All’orizzonte di un’umanità sfiduciata si staglia, ancora una volta, l’esempio dei Santi
di Michele Brambilla
Il 30 ottobre esce in libreria Qualcuno bussa al tuo cuore, una lettera collettiva dei vescovi lombardi dedicata alle vocazioni. Gli estensori non si nascondono che «l’apprensione per il ridursi del numero di coloro che si rendono disponibili al servizio della comunità come ministri ordinati e come persone consacrate induce a immaginare che si tratti soprattutto di chiedere a Dio che provveda, chiamando qualcuno in più. Come vescovi delle Chiese di Lombardia desideriamo piuttosto ricordare a tutti che ogni battezzato riceve la grazia di essere chiamato per nome a seguire Gesù per avere la vita, la pienezza della vita». Intuiscono, quindi, che il problema è un problema di fede, non di “autopromozione” dei cammini vocazionali: chi fatica a credere, fatica anche a tradurre quella fede in scelte concrete, ma la soluzione non sta semplicemente nell’aumentare i momenti di preghiera per le vocazioni. Quel che bisogna risvegliare è anzitutto la coscienza che il Signore dà sostanza a tutta la mia vita.
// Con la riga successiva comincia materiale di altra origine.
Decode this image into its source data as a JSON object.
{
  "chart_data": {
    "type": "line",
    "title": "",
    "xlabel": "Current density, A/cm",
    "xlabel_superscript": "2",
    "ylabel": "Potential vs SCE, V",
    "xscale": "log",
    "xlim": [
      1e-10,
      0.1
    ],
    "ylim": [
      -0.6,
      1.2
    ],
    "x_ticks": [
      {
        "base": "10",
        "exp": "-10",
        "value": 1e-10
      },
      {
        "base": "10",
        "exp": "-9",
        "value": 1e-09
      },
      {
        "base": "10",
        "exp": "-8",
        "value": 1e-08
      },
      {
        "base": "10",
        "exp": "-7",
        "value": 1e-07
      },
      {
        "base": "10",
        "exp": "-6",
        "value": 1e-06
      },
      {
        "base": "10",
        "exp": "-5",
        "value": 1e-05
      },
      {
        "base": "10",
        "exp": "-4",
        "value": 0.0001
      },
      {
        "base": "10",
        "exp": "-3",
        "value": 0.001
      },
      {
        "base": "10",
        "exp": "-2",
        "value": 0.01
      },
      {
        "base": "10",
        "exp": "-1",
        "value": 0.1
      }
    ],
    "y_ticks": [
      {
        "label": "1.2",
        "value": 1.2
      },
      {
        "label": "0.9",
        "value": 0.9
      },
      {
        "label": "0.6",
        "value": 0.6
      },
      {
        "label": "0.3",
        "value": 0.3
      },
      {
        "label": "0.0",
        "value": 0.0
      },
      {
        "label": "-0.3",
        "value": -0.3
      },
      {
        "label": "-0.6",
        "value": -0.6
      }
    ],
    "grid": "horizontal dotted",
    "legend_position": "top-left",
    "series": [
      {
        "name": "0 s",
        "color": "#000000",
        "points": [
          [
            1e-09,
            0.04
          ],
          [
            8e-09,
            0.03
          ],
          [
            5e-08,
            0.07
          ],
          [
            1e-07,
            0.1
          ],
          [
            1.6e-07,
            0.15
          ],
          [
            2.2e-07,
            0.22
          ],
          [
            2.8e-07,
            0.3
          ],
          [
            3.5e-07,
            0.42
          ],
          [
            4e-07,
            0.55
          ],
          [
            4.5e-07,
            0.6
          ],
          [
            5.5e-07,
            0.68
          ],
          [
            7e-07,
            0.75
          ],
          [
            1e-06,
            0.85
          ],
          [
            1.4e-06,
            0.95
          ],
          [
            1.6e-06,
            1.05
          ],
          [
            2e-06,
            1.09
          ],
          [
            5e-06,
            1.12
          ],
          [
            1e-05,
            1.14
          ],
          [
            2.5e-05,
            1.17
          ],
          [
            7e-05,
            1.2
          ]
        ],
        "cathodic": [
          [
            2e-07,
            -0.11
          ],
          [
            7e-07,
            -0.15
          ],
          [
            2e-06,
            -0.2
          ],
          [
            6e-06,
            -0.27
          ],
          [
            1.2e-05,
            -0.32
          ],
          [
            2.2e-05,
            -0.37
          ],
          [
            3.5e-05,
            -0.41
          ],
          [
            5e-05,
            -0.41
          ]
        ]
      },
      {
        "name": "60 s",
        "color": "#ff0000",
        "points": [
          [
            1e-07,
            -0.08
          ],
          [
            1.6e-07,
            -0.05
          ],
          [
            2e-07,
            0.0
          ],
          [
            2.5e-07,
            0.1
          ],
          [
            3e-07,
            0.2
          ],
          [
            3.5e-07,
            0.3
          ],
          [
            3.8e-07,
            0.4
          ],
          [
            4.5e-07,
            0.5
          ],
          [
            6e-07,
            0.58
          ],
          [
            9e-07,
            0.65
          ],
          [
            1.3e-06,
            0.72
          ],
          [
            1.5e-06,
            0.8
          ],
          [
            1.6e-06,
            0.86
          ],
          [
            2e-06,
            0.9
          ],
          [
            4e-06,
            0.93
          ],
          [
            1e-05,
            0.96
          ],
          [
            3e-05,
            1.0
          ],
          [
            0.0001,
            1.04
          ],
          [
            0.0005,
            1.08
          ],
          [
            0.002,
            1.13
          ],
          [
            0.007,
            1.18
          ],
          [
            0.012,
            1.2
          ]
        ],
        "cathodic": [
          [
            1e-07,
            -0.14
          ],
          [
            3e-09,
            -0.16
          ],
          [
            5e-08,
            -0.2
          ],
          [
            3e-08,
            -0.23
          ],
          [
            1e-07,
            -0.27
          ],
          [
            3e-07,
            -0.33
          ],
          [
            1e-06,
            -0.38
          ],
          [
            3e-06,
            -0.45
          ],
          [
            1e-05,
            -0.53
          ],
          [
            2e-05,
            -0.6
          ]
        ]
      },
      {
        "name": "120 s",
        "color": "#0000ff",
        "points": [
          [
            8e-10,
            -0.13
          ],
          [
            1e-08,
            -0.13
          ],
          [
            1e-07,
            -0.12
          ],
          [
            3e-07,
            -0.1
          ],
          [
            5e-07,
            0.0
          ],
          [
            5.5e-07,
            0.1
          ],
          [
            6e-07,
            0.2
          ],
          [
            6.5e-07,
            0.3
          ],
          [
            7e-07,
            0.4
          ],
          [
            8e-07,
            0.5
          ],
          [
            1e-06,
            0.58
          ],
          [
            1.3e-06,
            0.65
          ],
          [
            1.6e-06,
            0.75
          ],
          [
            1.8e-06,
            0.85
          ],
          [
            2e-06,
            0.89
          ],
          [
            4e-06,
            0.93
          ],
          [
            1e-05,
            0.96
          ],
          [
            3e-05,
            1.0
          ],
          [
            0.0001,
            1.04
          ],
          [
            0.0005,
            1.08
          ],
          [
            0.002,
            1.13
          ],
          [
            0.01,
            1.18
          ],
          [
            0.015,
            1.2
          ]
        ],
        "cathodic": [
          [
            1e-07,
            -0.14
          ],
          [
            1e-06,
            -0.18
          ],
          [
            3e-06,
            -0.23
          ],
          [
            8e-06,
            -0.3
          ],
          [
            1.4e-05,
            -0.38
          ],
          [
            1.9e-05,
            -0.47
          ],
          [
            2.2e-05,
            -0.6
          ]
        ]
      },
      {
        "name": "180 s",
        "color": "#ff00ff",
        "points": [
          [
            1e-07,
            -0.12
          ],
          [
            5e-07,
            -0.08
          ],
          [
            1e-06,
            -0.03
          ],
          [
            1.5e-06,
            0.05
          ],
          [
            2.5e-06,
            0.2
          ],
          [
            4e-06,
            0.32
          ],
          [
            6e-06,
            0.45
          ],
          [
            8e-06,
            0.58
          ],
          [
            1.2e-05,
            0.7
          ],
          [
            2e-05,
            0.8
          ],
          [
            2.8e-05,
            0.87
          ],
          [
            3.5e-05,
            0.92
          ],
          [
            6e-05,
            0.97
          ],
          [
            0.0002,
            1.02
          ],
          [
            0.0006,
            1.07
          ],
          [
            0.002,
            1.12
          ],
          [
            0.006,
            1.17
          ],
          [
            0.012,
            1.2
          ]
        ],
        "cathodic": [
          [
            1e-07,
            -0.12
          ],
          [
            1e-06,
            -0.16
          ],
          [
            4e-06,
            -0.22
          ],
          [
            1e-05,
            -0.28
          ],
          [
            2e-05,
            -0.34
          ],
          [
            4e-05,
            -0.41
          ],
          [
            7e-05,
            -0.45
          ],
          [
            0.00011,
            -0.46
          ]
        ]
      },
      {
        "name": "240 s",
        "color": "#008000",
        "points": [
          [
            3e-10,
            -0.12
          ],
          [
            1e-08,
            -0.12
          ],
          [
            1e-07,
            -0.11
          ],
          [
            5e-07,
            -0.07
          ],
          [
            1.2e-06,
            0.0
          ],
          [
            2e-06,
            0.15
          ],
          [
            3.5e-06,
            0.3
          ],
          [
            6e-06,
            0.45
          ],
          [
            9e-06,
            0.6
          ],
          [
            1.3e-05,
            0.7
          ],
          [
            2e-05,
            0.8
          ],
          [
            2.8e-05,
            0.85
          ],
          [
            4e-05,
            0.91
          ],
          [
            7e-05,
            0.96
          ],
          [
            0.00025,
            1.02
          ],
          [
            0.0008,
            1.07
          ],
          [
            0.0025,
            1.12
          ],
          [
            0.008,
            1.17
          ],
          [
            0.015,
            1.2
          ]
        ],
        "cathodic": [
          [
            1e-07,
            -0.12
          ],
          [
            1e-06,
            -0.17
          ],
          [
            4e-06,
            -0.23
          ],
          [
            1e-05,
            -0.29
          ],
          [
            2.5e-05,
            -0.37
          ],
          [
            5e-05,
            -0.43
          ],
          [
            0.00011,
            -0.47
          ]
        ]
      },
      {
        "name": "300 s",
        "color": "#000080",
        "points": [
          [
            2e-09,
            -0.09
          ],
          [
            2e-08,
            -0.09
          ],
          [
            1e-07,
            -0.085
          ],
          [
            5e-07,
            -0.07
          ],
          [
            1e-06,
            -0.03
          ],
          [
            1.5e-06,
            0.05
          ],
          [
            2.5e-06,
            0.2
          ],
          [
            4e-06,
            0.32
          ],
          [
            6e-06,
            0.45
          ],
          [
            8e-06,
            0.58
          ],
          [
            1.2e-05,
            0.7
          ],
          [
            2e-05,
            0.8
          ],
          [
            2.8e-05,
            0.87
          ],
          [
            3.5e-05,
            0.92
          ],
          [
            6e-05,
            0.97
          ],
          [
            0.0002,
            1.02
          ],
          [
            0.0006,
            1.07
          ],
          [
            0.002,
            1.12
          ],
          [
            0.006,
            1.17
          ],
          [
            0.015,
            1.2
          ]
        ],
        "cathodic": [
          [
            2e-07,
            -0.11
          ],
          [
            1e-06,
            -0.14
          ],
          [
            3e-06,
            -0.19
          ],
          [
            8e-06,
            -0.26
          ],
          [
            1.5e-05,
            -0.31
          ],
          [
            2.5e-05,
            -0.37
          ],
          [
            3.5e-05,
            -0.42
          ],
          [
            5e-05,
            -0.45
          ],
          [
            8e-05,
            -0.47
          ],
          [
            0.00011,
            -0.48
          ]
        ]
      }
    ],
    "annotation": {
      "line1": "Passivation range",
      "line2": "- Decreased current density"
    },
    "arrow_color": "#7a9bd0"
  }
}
Mons. Mario Delpini desidera che la lettera dei vescovi raggiunga capillarmente le famiglie, pertanto la fa distribuire nell’imminenza delle benedizioni natalizie. Ogni pagina contiene un impegno preciso per ogni fascia d’età, in modo che ognuno impari a leggere in senso vocazionale la propria esistenza (anche coniugale: non sfugge ai vescovi che ad essere in crisi è anche la vocazione al Matrimonio). Troppi giovani pensano che il Cristianesimo sia un ammasso di doveri e precetti morali: in realtà, questa è la caricatura che ne ha fatto il libertinismo imperante, sempre alla ricerca di una spiritualità di comodo che “santifichi” ogni vizio. Nel Cristianesimo, invece, i “no” sono sempre naturali conseguenze di altrettanti “si”, e la bilancia pende verso i “si”.
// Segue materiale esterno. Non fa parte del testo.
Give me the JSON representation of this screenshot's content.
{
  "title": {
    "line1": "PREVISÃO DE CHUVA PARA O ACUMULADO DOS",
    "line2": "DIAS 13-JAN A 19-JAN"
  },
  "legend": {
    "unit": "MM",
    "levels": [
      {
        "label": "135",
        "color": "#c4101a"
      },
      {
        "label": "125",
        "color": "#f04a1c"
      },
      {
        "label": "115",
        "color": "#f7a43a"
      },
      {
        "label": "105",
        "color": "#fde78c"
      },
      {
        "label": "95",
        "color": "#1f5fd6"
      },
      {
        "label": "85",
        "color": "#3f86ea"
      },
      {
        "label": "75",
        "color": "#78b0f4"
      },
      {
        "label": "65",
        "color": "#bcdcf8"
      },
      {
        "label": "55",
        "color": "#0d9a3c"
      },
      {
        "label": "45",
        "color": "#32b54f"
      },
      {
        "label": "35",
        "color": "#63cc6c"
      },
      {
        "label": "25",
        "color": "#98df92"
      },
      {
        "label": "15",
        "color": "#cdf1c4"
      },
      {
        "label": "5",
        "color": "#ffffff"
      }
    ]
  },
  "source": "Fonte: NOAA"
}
Le omelie del giorno di Tutti i Santi ricalcano queste linee di fondo. La mattina, in Duomo, mons. Delpini definisce «il grande inganno» quello che ritiene «necessario procurarsi ricchezze, anche a costo di essere prepotenti, ingiusti, falsi. Il grande inganno che trasforma il giardino creato dal Signore, questo pianeta meraviglioso, in un campo di battaglia pieno di morti, devastato dalla rabbia, dall’avidità; che trasforma la società chiamata alla fraternità in una giungla insidiosa di cattiverie e di risentimenti» proprio mentre si pretende di costruire il Paradiso sulla terra con soli mezzi umani. Dio non è affatto lontano da noi, è sempre raggiungibile nella «comunione con Gesù, che è sempre con noi, in una intimità che nulla può compromettere, in una fedeltà al suo progetto d’amore che nulla può scoraggiare».
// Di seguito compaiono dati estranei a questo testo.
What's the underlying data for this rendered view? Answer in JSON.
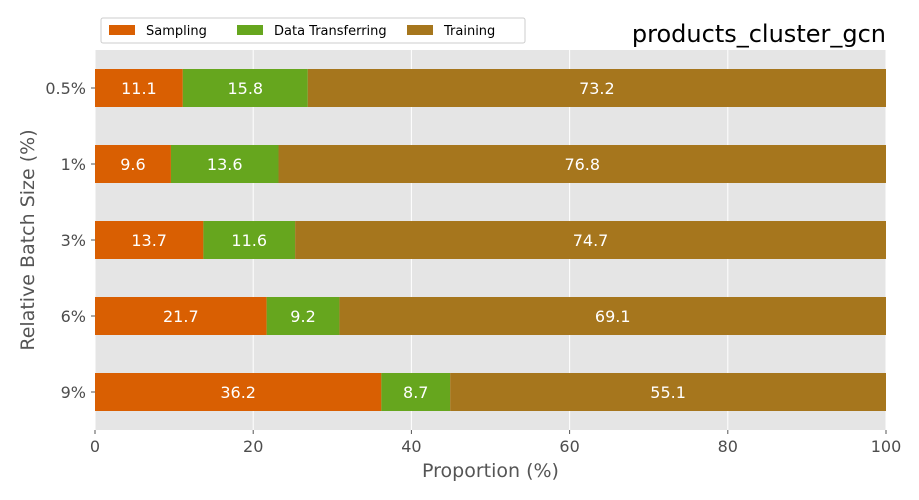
{
  "chart_data": {
    "type": "bar",
    "orientation": "horizontal",
    "stacked": true,
    "title": "products_cluster_gcn",
    "xlabel": "Proportion (%)",
    "ylabel": "Relative Batch Size (%)",
    "xlim": [
      0,
      100
    ],
    "xticks": [
      0,
      20,
      40,
      60,
      80,
      100
    ],
    "grid": true,
    "legend_position": "top-left",
    "categories": [
      "0.5%",
      "1%",
      "3%",
      "6%",
      "9%"
    ],
    "series": [
      {
        "name": "Sampling",
        "color": "#D95F02",
        "values": [
          11.1,
          9.6,
          13.7,
          21.7,
          36.2
        ]
      },
      {
        "name": "Data Transferring",
        "color": "#66A61E",
        "values": [
          15.8,
          13.6,
          11.6,
          9.2,
          8.7
        ]
      },
      {
        "name": "Training",
        "color": "#A6761D",
        "values": [
          73.2,
          76.8,
          74.7,
          69.1,
          55.1
        ]
      }
    ],
    "background_color": "#E5E5E5",
    "grid_color": "#FFFFFF"
  }
}
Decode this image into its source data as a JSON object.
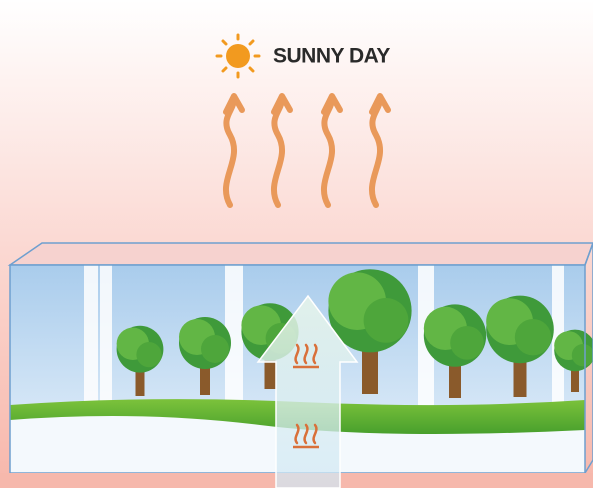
{
  "label": "SUNNY DAY"
}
L’invito che condensa l’omelia al Cimitero Monumentale di Milano, nel pomeriggio del 1 novembre, è «lasciamoci chiamare dalla gloria di Dio». L’uomo non è fatto per vivacchiare, ma per ambire alle mete più alte della santità. «L’onore ai morti, l’ascolto della Parola, la festa di Tutti i Santi sono l’invito di Dio a smascherare il grande inganno che attraversa la nostra vita», ripete l’arcivescovo tra le pareti del Famedio. «Il grande inganno ci vuole disperati, mentre la verità è la rivelazione della promessa su cui si fonda la speranza invincibile», ribadisce. Dando ascolto a quel che dice san Paolo nell’epistola della liturgia del 1 novembre, bisogna recuperare, singolarmente e collettivamente, la certezza che «nulla potrà mai separarci dall’amore di Dio in Gesù». Così vissero i Santi canonizzati, così deve vivere ogni cattolico che voglia gustare i frutti del proprio battesimo, cioè essere davvero felice.